Shares of stocks linked to a fast-recovering economy were weak in premarket. Shares of Caterpillar, Freeport-McMoRan and Nucor were lower.
Futures also pulled back amid talk of the Federal Reserve’s so-called taper. There’s growing support within the central bank to announce a tapering of its bond purchases in September and begin the reduction in buying a month or so after. Interviews with officials along with their public comments show growing support for a faster taper timeline than markets had expected a month ago.
The Dow ended last week at 35,515.38, a record close, while the S&P 500 finished Friday at 4,468.00 to notch its own best-ever finish.
The blue-chip Dow and the S&P 500 rounded out the week with muted gains of 0.8% and 0.7%, respectively, amid light summertime trading volumes. The tech-heavy Nasdaq Composite underperformed week, down just under 0.1%.
The yield on the benchmark 10-year Treasury note was last seen at 1.283%. Bond yields fall as their prices rise.
Investors digested mixed economic data last week.
Perhaps the most notable reading was Wednesday’s softer-than-expected inflation report, which showed consumer prices minus energy and food rose less than expected in July. Meanwhile, the Labor Department said Thursday that weekly jobless claims came in at 375,000 last week, matching estimates and declining for a third straight week.
The University of Michigan’s sentiment read for August printed at just 70.2, the weakest since December 2011, and producer prices came in hotter than expected.
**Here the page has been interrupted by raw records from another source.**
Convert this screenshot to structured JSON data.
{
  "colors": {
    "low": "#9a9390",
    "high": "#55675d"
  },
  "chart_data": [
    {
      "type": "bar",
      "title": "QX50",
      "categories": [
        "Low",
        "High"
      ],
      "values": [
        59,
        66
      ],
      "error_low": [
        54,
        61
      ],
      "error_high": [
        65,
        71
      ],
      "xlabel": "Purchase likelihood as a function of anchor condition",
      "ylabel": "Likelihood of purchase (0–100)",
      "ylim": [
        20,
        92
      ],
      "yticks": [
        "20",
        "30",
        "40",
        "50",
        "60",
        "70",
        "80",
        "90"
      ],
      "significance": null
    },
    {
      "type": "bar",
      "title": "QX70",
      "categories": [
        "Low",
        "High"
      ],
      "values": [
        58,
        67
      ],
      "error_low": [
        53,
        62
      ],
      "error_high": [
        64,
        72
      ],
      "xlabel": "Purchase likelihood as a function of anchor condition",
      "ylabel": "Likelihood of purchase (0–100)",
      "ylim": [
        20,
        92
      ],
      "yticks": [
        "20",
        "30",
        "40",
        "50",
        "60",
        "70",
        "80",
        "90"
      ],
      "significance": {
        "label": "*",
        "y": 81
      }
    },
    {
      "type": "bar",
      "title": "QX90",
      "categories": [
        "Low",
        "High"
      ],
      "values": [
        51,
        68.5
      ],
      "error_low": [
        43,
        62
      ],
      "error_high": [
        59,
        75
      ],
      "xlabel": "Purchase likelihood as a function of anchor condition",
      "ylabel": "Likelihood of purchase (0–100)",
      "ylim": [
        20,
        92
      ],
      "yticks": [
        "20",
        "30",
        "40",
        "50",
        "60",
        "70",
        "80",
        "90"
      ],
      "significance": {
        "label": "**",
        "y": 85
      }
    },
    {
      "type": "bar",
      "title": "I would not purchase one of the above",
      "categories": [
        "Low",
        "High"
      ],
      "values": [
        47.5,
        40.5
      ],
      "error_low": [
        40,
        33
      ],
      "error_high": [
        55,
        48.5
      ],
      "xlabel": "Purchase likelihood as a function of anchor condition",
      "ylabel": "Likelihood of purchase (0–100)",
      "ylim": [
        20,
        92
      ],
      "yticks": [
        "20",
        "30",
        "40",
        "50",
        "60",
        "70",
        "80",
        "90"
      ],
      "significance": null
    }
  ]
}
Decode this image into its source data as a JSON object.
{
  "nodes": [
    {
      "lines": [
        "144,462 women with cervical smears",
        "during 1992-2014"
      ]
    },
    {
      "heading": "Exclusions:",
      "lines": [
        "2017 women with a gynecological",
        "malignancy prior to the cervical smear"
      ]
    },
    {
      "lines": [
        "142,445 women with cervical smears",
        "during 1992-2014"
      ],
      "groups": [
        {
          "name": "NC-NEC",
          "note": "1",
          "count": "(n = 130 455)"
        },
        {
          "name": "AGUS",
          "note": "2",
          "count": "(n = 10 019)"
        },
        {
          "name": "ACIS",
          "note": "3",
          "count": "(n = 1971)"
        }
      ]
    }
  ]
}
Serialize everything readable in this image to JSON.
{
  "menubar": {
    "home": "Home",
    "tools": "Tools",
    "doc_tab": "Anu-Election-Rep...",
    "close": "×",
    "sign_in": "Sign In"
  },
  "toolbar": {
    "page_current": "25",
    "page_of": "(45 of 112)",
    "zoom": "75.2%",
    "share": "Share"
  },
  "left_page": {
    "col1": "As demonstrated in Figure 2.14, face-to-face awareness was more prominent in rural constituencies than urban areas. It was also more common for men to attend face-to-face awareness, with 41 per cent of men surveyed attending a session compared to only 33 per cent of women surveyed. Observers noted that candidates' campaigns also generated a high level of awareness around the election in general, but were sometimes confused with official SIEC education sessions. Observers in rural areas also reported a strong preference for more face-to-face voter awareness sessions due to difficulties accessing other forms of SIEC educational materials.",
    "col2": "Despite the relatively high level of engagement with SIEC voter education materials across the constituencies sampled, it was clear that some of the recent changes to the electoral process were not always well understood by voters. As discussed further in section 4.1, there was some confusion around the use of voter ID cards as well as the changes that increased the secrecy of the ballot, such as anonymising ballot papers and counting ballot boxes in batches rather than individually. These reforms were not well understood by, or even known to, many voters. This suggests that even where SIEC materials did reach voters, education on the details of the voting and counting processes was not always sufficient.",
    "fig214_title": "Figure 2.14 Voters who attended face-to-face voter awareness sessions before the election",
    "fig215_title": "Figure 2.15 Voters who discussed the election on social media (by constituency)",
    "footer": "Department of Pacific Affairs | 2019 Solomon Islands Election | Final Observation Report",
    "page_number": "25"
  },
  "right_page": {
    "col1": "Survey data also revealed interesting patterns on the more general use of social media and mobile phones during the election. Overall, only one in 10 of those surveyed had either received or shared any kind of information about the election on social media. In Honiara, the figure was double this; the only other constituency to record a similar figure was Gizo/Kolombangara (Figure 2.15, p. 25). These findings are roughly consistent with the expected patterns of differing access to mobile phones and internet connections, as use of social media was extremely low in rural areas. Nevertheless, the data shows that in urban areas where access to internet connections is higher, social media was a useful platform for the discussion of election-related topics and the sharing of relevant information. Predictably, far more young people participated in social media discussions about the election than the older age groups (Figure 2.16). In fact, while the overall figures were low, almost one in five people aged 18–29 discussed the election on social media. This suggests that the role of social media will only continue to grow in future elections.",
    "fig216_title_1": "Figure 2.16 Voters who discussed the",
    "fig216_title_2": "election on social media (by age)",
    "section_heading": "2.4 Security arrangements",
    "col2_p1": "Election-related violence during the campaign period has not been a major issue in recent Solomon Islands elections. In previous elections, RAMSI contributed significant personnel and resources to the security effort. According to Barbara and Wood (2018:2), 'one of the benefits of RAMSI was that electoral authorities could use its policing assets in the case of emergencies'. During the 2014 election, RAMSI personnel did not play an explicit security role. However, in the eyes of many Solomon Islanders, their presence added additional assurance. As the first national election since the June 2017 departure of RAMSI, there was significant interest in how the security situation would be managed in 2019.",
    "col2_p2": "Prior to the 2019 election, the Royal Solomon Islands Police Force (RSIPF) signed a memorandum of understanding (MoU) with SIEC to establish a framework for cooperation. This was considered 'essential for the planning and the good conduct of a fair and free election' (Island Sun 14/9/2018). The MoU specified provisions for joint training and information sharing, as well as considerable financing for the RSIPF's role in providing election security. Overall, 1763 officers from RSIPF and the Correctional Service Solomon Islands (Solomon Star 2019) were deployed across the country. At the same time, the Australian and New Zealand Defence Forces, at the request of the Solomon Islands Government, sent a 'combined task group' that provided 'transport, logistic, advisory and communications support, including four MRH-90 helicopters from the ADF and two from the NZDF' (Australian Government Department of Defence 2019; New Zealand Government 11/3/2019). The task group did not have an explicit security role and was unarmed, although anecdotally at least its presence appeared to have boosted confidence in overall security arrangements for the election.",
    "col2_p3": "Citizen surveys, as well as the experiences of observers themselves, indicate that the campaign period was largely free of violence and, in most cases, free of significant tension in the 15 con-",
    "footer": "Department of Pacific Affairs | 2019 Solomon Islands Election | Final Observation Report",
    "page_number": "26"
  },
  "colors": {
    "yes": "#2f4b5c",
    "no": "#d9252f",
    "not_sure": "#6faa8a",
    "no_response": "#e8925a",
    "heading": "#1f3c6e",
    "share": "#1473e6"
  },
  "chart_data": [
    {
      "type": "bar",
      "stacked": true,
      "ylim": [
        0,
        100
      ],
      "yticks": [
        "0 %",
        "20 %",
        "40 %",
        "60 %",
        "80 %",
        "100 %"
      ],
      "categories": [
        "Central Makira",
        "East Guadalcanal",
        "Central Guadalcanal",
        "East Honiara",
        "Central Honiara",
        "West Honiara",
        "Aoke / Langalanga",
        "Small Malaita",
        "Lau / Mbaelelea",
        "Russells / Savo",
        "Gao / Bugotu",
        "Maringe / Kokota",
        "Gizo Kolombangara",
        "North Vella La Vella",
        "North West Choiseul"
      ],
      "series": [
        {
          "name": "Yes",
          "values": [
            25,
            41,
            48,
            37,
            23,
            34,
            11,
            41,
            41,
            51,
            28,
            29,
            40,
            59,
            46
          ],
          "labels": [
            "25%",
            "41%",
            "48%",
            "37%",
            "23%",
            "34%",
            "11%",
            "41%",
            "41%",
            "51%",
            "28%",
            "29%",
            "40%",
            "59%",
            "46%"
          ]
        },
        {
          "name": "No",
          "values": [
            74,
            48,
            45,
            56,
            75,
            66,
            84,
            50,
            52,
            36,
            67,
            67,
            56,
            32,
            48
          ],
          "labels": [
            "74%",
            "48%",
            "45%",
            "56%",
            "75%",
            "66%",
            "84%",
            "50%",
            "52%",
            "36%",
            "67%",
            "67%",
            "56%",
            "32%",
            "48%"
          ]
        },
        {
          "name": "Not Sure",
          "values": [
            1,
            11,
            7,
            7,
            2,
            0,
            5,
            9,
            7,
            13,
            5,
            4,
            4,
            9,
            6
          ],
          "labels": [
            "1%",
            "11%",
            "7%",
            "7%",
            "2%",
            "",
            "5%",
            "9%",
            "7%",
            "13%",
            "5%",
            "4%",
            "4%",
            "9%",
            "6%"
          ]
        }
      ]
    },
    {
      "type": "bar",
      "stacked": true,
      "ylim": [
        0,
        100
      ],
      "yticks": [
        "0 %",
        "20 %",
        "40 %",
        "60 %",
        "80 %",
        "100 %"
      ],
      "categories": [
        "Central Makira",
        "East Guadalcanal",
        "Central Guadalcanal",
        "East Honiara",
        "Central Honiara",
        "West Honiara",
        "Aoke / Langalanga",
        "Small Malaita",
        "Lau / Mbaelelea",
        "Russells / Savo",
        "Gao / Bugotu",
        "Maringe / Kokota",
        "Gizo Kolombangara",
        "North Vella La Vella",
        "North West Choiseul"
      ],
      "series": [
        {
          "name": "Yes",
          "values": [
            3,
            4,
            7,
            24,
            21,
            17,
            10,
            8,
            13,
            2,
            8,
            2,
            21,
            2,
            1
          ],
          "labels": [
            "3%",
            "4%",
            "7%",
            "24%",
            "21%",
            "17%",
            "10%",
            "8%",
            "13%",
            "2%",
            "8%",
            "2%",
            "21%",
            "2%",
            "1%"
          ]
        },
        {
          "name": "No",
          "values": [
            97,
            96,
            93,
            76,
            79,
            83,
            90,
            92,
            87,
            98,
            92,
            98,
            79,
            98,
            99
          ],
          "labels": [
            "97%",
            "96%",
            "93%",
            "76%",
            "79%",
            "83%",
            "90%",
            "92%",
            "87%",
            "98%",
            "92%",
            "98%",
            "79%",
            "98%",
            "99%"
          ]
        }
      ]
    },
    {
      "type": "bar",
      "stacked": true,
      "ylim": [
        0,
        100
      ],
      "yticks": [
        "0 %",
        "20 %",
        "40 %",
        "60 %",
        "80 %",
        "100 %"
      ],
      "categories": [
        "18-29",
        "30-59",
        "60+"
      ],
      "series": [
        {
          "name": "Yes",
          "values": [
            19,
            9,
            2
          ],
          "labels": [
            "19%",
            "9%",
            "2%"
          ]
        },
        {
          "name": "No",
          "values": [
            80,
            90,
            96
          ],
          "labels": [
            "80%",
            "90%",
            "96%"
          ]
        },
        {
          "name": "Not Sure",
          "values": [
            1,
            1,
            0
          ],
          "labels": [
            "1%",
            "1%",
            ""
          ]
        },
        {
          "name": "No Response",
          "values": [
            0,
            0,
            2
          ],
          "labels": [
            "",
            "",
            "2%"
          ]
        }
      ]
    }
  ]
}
Upcoming economic data includes an update on retail sales on Tuesday, as well as housing starts and the release of the Federal Reserve’s latest meeting minutes on Wednesday.
The major stock indexes have for much of the last month ground to new records on the back of robust corporate earnings results.
Eighty-seven percent of S&P 500 companies have reported positive earnings per share surprises for the second calendar quarter. If 87% is the final percentage, it will mark the highest percentage of S&P 500 companies reporting positive EPS surprises since FactSet began tracking this metric in 2008.